PARIS: Face à la remontée du chômage des jeunes, le gouvernement dispose de "beaucoup d'outils", notamment la voie professionnelle, a déclaré mardi la ministre déléguée chargée de l'Enseignement, de la Formation professionnelle et de l'Apprentissage.

"Vous l'avez dit, le chômage des jeunes remonte. Mais nous avons beaucoup d'outils, notamment la voie professionnelle, l'une de ces voies qui permet à nos jeunes d'être insérés très rapidement. Vous avez la partie scolaire, et la partie en apprentissage, qui est un vrai succès", a déclaré Sabrina Roubache sur Europe 1.

Le taux de chômage des jeunes actifs de 15-24 ans a rebondi au deuxième trimestre à 21,6%, en hausse de 0,4 point sur un trimestre et de 2,5 points sur un an, selon des données publiées vendredi par l'Insee. Quant aux 16-29 ans sans emploi, formation ou études, leur part, stable sur le trimestre à 13,3%, a progressé sur un an.
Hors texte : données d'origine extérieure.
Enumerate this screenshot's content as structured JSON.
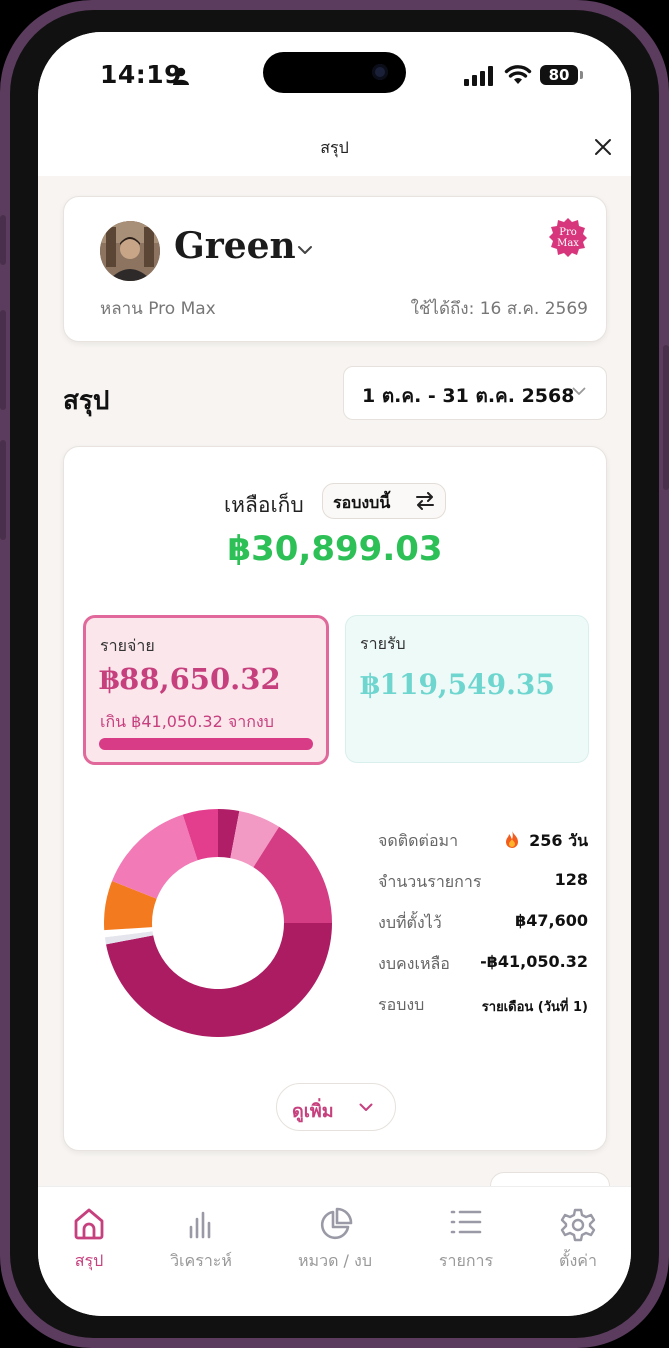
{
  "status_bar": {
    "time": "14:19",
    "battery": "80"
  },
  "header": {
    "title": "สรุป"
  },
  "profile": {
    "name": "Green",
    "plan": "หลาน Pro Max",
    "valid_until": "ใช้ได้ถึง: 16 ส.ค. 2569",
    "badge_text_top": "Pro",
    "badge_text_bottom": "Max"
  },
  "summary_section": {
    "title": "สรุป",
    "date_range": "1 ต.ค. - 31 ต.ค. 2568"
  },
  "summary_card": {
    "remaining_label": "เหลือเก็บ",
    "cycle_toggle": "รอบงบนี้",
    "remaining_value": "฿30,899.03",
    "expense": {
      "label": "รายจ่าย",
      "value": "฿88,650.32",
      "over_text": "เกิน ฿41,050.32 จากงบ",
      "over_fraction": 1.0
    },
    "income": {
      "label": "รายรับ",
      "value": "฿119,549.35"
    },
    "stats": [
      {
        "label": "จดติดต่อมา",
        "value": "256 วัน"
      },
      {
        "label": "จำนวนรายการ",
        "value": "128"
      },
      {
        "label": "งบที่ตั้งไว้",
        "value": "฿47,600"
      },
      {
        "label": "งบคงเหลือ",
        "value": "-฿41,050.32"
      },
      {
        "label": "รอบงบ",
        "value": "รายเดือน (วันที่ 1)"
      }
    ],
    "more_button": "ดูเพิ่ม"
  },
  "chart_data": {
    "type": "pie",
    "variant": "donut",
    "values": [
      0.03,
      0.06,
      0.16,
      0.47,
      0.01,
      0.01,
      0.07,
      0.14,
      0.05
    ],
    "colors": [
      "#b01e68",
      "#f29ac4",
      "#d43c84",
      "#ac1c62",
      "#e5e5ee",
      "#ffffff",
      "#f47a1f",
      "#f27ab6",
      "#e33d8e"
    ]
  },
  "tabbar": {
    "tabs": [
      {
        "label": "สรุป",
        "icon": "home-icon",
        "active": true
      },
      {
        "label": "วิเคราะห์",
        "icon": "bar-chart-icon",
        "active": false
      },
      {
        "label": "หมวด / งบ",
        "icon": "pie-chart-icon",
        "active": false
      },
      {
        "label": "รายการ",
        "icon": "list-icon",
        "active": false
      },
      {
        "label": "ตั้งค่า",
        "icon": "gear-icon",
        "active": false
      }
    ]
  },
  "colors": {
    "accent": "#c7407e",
    "positive": "#2cc056",
    "income": "#6ed6cf"
  }
}
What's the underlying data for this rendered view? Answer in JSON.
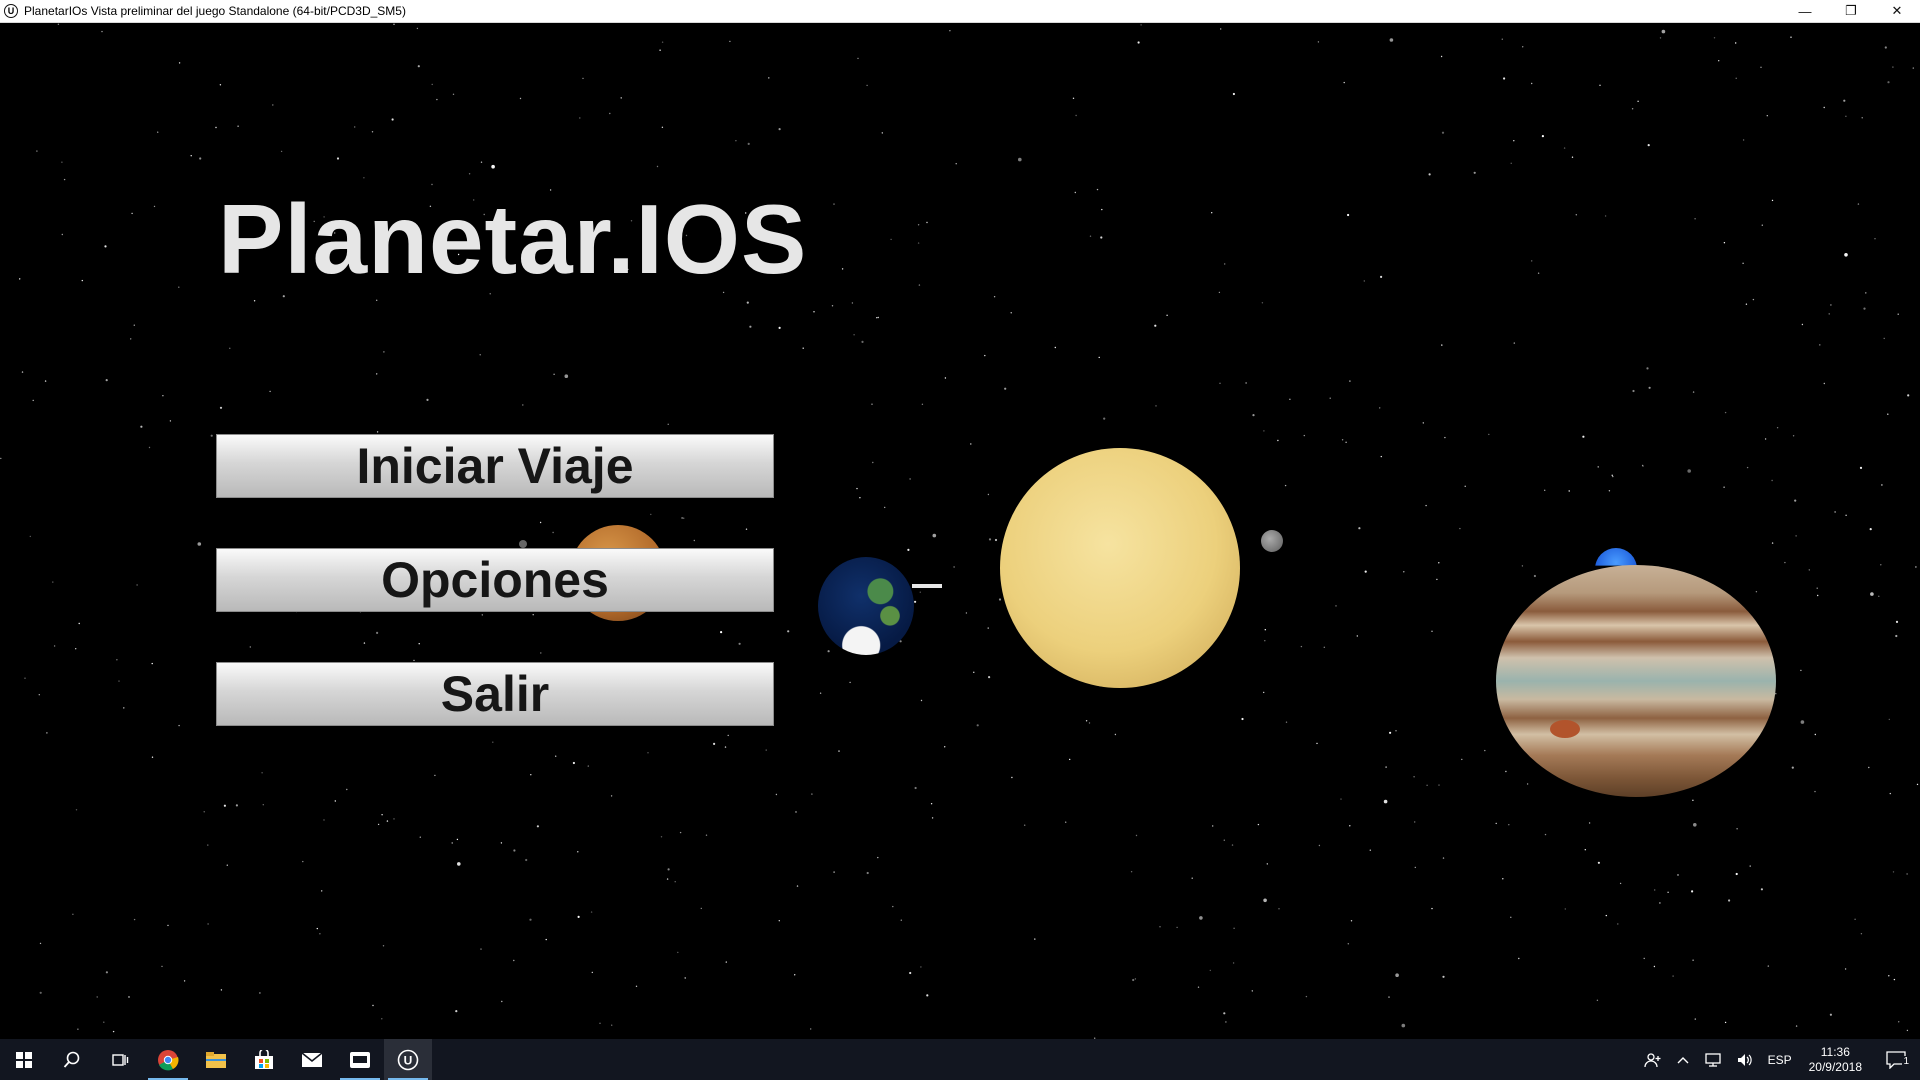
{
  "window": {
    "title": "PlanetarIOs Vista preliminar del juego Standalone (64-bit/PCD3D_SM5)",
    "app_icon": "unreal-engine-icon",
    "controls": {
      "minimize": "—",
      "restore": "❐",
      "close": "✕"
    }
  },
  "game": {
    "title": "Planetar.IOS",
    "menu": {
      "start": "Iniciar Viaje",
      "options": "Opciones",
      "exit": "Salir"
    },
    "scene_objects": [
      "mars",
      "earth",
      "spaceship",
      "sun",
      "moon",
      "jupiter",
      "neptune"
    ]
  },
  "taskbar": {
    "apps": [
      "start-icon",
      "search-icon",
      "task-view-icon",
      "chrome-icon",
      "file-explorer-icon",
      "store-icon",
      "mail-icon",
      "app-icon",
      "unreal-engine-icon"
    ],
    "tray": {
      "language": "ESP",
      "time": "11:36",
      "date": "20/9/2018",
      "notifications": "1"
    }
  }
}
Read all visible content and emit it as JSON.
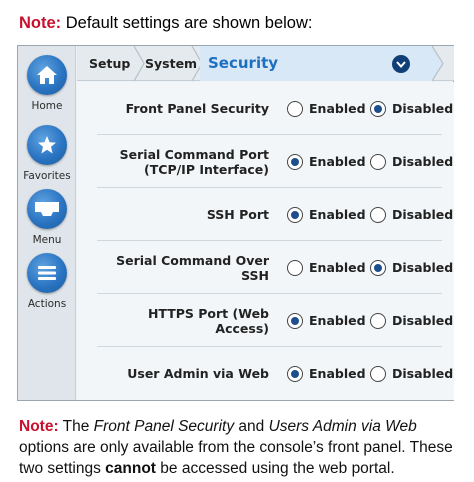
{
  "top_note": {
    "label": "Note:",
    "text": " Default settings are shown below:"
  },
  "sidebar": {
    "items": [
      {
        "label": "Home",
        "icon": "home-icon"
      },
      {
        "label": "Favorites",
        "icon": "star-icon"
      },
      {
        "label": "Menu",
        "icon": "menu-icon"
      },
      {
        "label": "Actions",
        "icon": "list-icon"
      }
    ]
  },
  "breadcrumb": {
    "setup": "Setup",
    "system": "System",
    "current": "Security"
  },
  "settings": {
    "rows": [
      {
        "label": "Front Panel Security",
        "enabled": "Enabled",
        "disabled": "Disabled",
        "selected": "disabled"
      },
      {
        "label": "Serial Command Port (TCP/IP Interface)",
        "enabled": "Enabled",
        "disabled": "Disabled",
        "selected": "enabled"
      },
      {
        "label": "SSH Port",
        "enabled": "Enabled",
        "disabled": "Disabled",
        "selected": "enabled"
      },
      {
        "label": "Serial Command Over SSH",
        "enabled": "Enabled",
        "disabled": "Disabled",
        "selected": "disabled"
      },
      {
        "label": "HTTPS Port (Web Access)",
        "enabled": "Enabled",
        "disabled": "Disabled",
        "selected": "enabled"
      },
      {
        "label": "User Admin via Web",
        "enabled": "Enabled",
        "disabled": "Disabled",
        "selected": "enabled"
      }
    ]
  },
  "bottom_note": {
    "label": "Note:",
    "t1": " The ",
    "em1": "Front Panel Security",
    "t2": " and ",
    "em2": "Users Admin via Web",
    "t3": " options are only available from the console’s front panel. These two settings ",
    "strong": "cannot",
    "t4": " be accessed using the web portal."
  },
  "colors": {
    "note_red": "#c8102e",
    "accent_blue": "#1d6fbf",
    "icon_blue": "#2a74c2"
  }
}
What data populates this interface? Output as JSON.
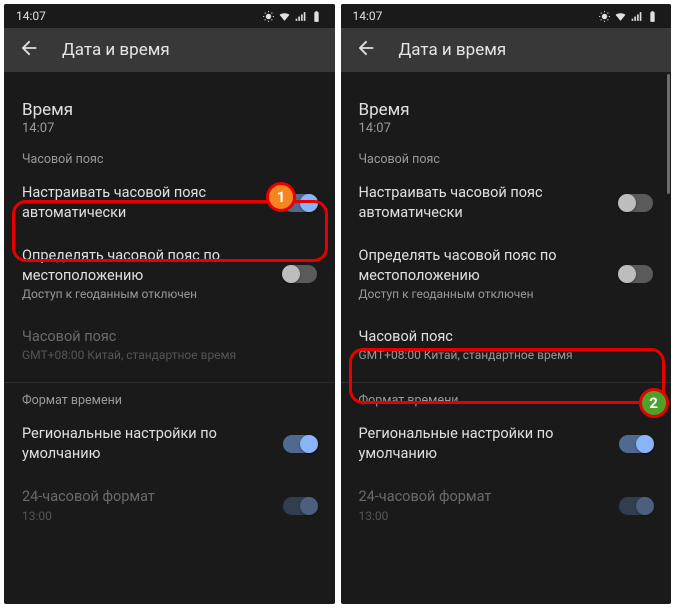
{
  "status_time": "14:07",
  "app_title": "Дата и время",
  "clock": {
    "label": "Время",
    "value": "14:07"
  },
  "tz_section_label": "Часовой пояс",
  "auto_tz_label": "Настраивать часовой пояс автоматически",
  "loc_tz_label": "Определять часовой пояс по местоположению",
  "loc_tz_sub": "Доступ к геоданным отключен",
  "tz_row_label": "Часовой пояс",
  "tz_row_sub": "GMT+08:00 Китай, стандартное время",
  "fmt_section_label": "Формат времени",
  "regional_label": "Региональные настройки по умолчанию",
  "h24_label": "24-часовой формат",
  "h24_sub": "13:00",
  "badge1": "1",
  "badge2": "2"
}
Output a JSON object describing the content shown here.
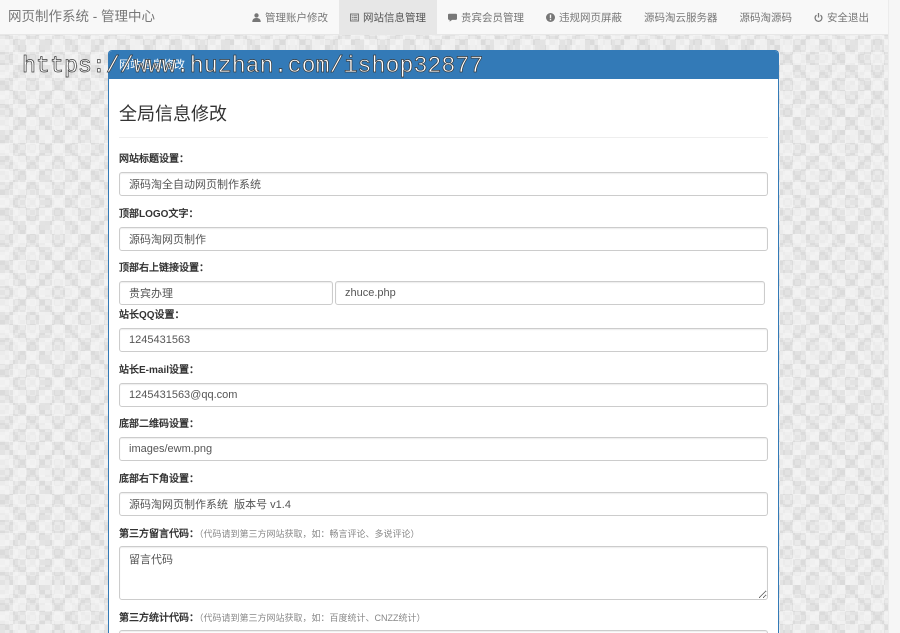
{
  "navbar": {
    "brand": "网页制作系统 - 管理中心",
    "items": [
      {
        "label": "管理账户修改",
        "icon": "user-icon",
        "active": false
      },
      {
        "label": "网站信息管理",
        "icon": "list-alt-icon",
        "active": true
      },
      {
        "label": "贵宾会员管理",
        "icon": "comment-icon",
        "active": false
      },
      {
        "label": "违规网页屏蔽",
        "icon": "exclamation-sign-icon",
        "active": false
      },
      {
        "label": "源码淘云服务器",
        "active": false
      },
      {
        "label": "源码淘源码",
        "active": false
      },
      {
        "label": "安全退出",
        "icon": "power-icon",
        "active": false
      }
    ]
  },
  "watermark": "https://www.huzhan.com/ishop32877",
  "panel": {
    "heading": "网站信息修改",
    "title": "全局信息修改"
  },
  "form": {
    "site_title": {
      "label": "网站标题设置：",
      "value": "源码淘全自动网页制作系统"
    },
    "logo_text": {
      "label": "顶部LOGO文字：",
      "value": "源码淘网页制作"
    },
    "top_link": {
      "label": "顶部右上链接设置：",
      "text_value": "贵宾办理",
      "url_value": "zhuce.php"
    },
    "qq": {
      "label": "站长QQ设置：",
      "value": "1245431563"
    },
    "email": {
      "label": "站长E-mail设置：",
      "value": "1245431563@qq.com"
    },
    "qrcode": {
      "label": "底部二维码设置：",
      "value": "images/ewm.png"
    },
    "footer_right": {
      "label": "底部右下角设置：",
      "value": "源码淘网页制作系统  版本号 v1.4"
    },
    "comment_code": {
      "label": "第三方留言代码：",
      "hint": "（代码请到第三方网站获取，如：畅言评论、多说评论）",
      "value": "留言代码"
    },
    "stats_code": {
      "label": "第三方统计代码：",
      "hint": "（代码请到第三方网站获取，如：百度统计、CNZZ统计）"
    }
  },
  "colors": {
    "primary": "#337ab7",
    "navbar_bg": "#f8f8f8",
    "nav_active_bg": "#e7e7e7"
  }
}
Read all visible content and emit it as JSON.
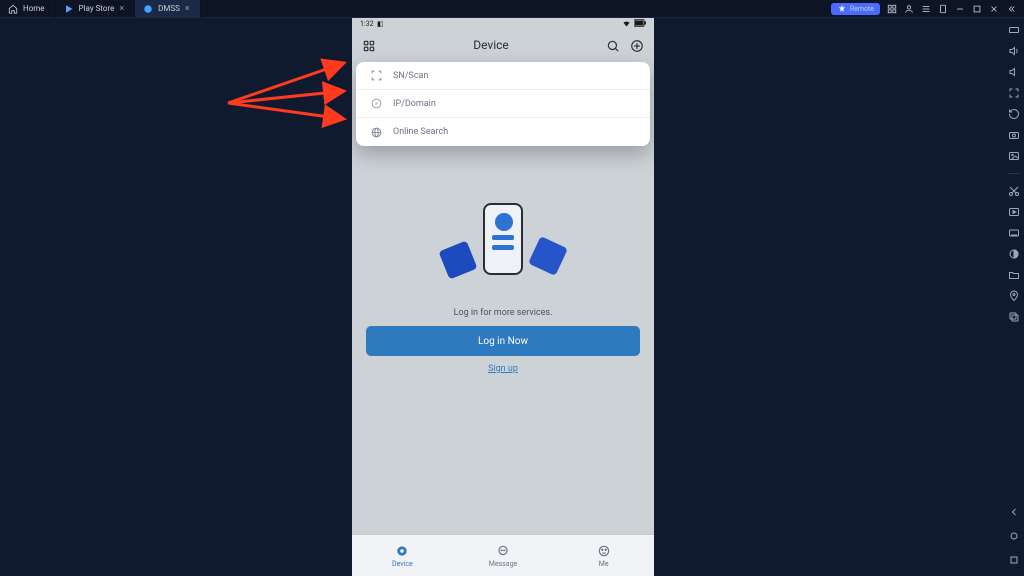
{
  "tabs": {
    "home": {
      "label": "Home"
    },
    "play": {
      "label": "Play Store"
    },
    "dmss": {
      "label": "DMSS"
    }
  },
  "window": {
    "remote_label": "Remote"
  },
  "status": {
    "time": "1:32"
  },
  "app": {
    "title": "Device",
    "login_hint": "Log in for more services.",
    "login_btn": "Log in Now",
    "signup": "Sign up"
  },
  "popover": {
    "items": [
      {
        "label": "SN/Scan"
      },
      {
        "label": "IP/Domain"
      },
      {
        "label": "Online Search"
      }
    ]
  },
  "bottom": {
    "items": [
      {
        "label": "Device"
      },
      {
        "label": "Message"
      },
      {
        "label": "Me"
      }
    ]
  },
  "colors": {
    "accent": "#2e7abf",
    "remote": "#4a6bff",
    "arrow": "#ff3b1f"
  }
}
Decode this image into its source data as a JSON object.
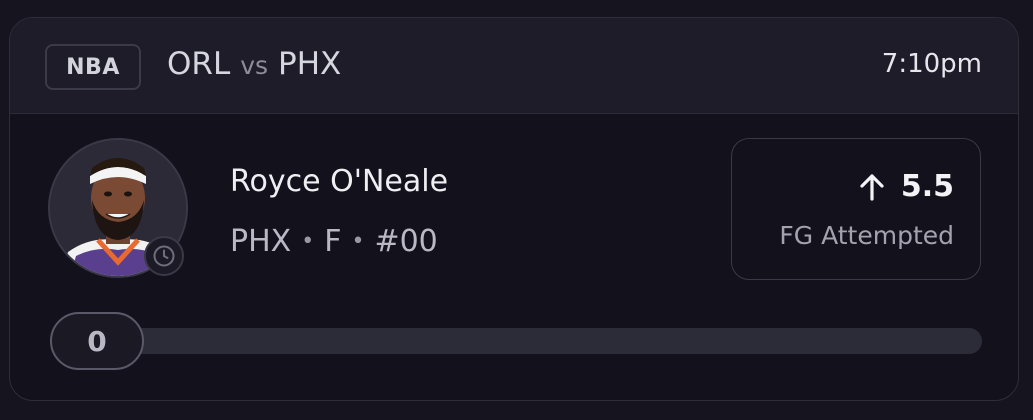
{
  "game": {
    "league": "NBA",
    "away_team": "ORL",
    "vs_label": "vs",
    "home_team": "PHX",
    "time": "7:10pm"
  },
  "player": {
    "name": "Royce O'Neale",
    "team": "PHX",
    "separator": "•",
    "position": "F",
    "number": "#00",
    "avatar_icon": "player-headshot",
    "status_icon": "clock-icon"
  },
  "prop": {
    "direction_icon": "arrow-up-icon",
    "line": "5.5",
    "stat": "FG Attempted"
  },
  "progress": {
    "current": "0",
    "fraction": 0
  },
  "colors": {
    "background": "#15141f",
    "header": "#1d1c28",
    "border": "#3a3947"
  }
}
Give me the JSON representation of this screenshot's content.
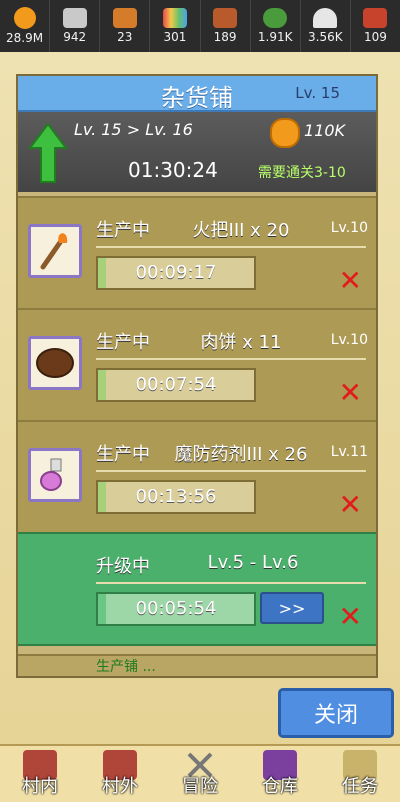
{
  "resources": [
    {
      "icon": "coin-icon",
      "value": "28.9M",
      "color": "#f29a1b"
    },
    {
      "icon": "iron-ingot-icon",
      "value": "942",
      "color": "#c9c9c9"
    },
    {
      "icon": "wood-plank-icon",
      "value": "23",
      "color": "#d57c2b"
    },
    {
      "icon": "rainbow-bar-icon",
      "value": "301",
      "color": "#68c06c"
    },
    {
      "icon": "leather-icon",
      "value": "189",
      "color": "#b85a2b"
    },
    {
      "icon": "herb-icon",
      "value": "1.91K",
      "color": "#4a9b3b"
    },
    {
      "icon": "salt-pile-icon",
      "value": "3.56K",
      "color": "#e6e6e6"
    },
    {
      "icon": "book-icon",
      "value": "109",
      "color": "#c8432b"
    }
  ],
  "shop": {
    "name": "杂货铺",
    "level_label": "Lv.   15",
    "upgrade": {
      "level_text": "Lv.  15    >  Lv.  16",
      "cost": "110K",
      "timer": "01:30:24",
      "requirement": "需要通关3-10"
    },
    "queue": [
      {
        "status": "生产中",
        "item": "火把III x 20",
        "level": "Lv.10",
        "time": "00:09:17",
        "progress": 0.05,
        "icon": "torch-icon"
      },
      {
        "status": "生产中",
        "item": "肉饼 x 11",
        "level": "Lv.10",
        "time": "00:07:54",
        "progress": 0.05,
        "icon": "meat-pie-icon"
      },
      {
        "status": "生产中",
        "item": "魔防药剂III x 26",
        "level": "Lv.11",
        "time": "00:13:56",
        "progress": 0.05,
        "icon": "potion-icon"
      }
    ],
    "upgrading": {
      "status": "升级中",
      "item": "Lv.5 - Lv.6",
      "time": "00:05:54",
      "progress": 0.05,
      "speedup": ">>"
    },
    "peek_text": "生产铺 ..."
  },
  "close_label": "关闭",
  "nav": [
    {
      "label": "村内",
      "icon": "village-inside-icon",
      "color": "#b0453a"
    },
    {
      "label": "村外",
      "icon": "village-outside-icon",
      "color": "#b0453a"
    },
    {
      "label": "冒险",
      "icon": "crossed-swords-icon",
      "color": "#8a8a8a"
    },
    {
      "label": "仓库",
      "icon": "warehouse-icon",
      "color": "#7b3f9e"
    },
    {
      "label": "任务",
      "icon": "quest-scroll-icon",
      "color": "#c9b36a"
    }
  ],
  "colors": {
    "title_bar": "#6aaee9",
    "cancel_x": "#e21b1b",
    "upgrade_row": "#4ab06b"
  }
}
Sabrina Roubache a aussi défendu le bilan sur l'emploi des jeunes sous la présidence d'Emmanuel Macron, vantant "500.000 jeunes en emploi depuis 2017, plus haut niveau depuis les années 1990 sur les 15-24 ans".

Comme on lui rappelait que le nombre d'apprentis avait baissé en 2025, elle a invoqué "la conjoncture" mais assuré que "les crédits pour l'apprentissage ont été sanctuarisés", car "on ne casse pas une politique publique qui marche".

Sur le nombre de jeunes en voie professionnelle cherchant encore, à trois semaines de la rentrée, une entreprise pour leur apprentissage, la ministre déléguée a répondu qu'"on n'est pas tout à fait capables de le dire" mais a souligné que "vous avez trois mois à partir du démarrage de votre formation en septembre pour trouver une entreprise".

"Mon cabinet et moi-même, nous répondons à toutes les sollicitations", a-t-elle ajouté, avant de lancer "un appel à toutes les entreprises: n'hésitez pas à recruter des jeunes en apprentissage, ce sont les compétences d'aujourd'hui que vous formez pour vos besoins de demain".

Alors que le chômage revient dans le débat politique à huit mois de l'élection présidentielle, le Premier ministre Sébastien Lecornu a défendu lundi le bilan des politiques menées depuis 10 ans, réfutant tout "déni" face à une nouvelle hausse mais appelant à ne pas tomber dans la "caricature".

Avec un taux à 8,3%, au plus haut niveau depuis l'automne 2020, en plein Covid, et depuis l'automne 2019 auparavant, l'objectif d'Emmanuel Macron d'un taux de chômage à 5% de la population active s'est encore éloigné au deuxième trimestre.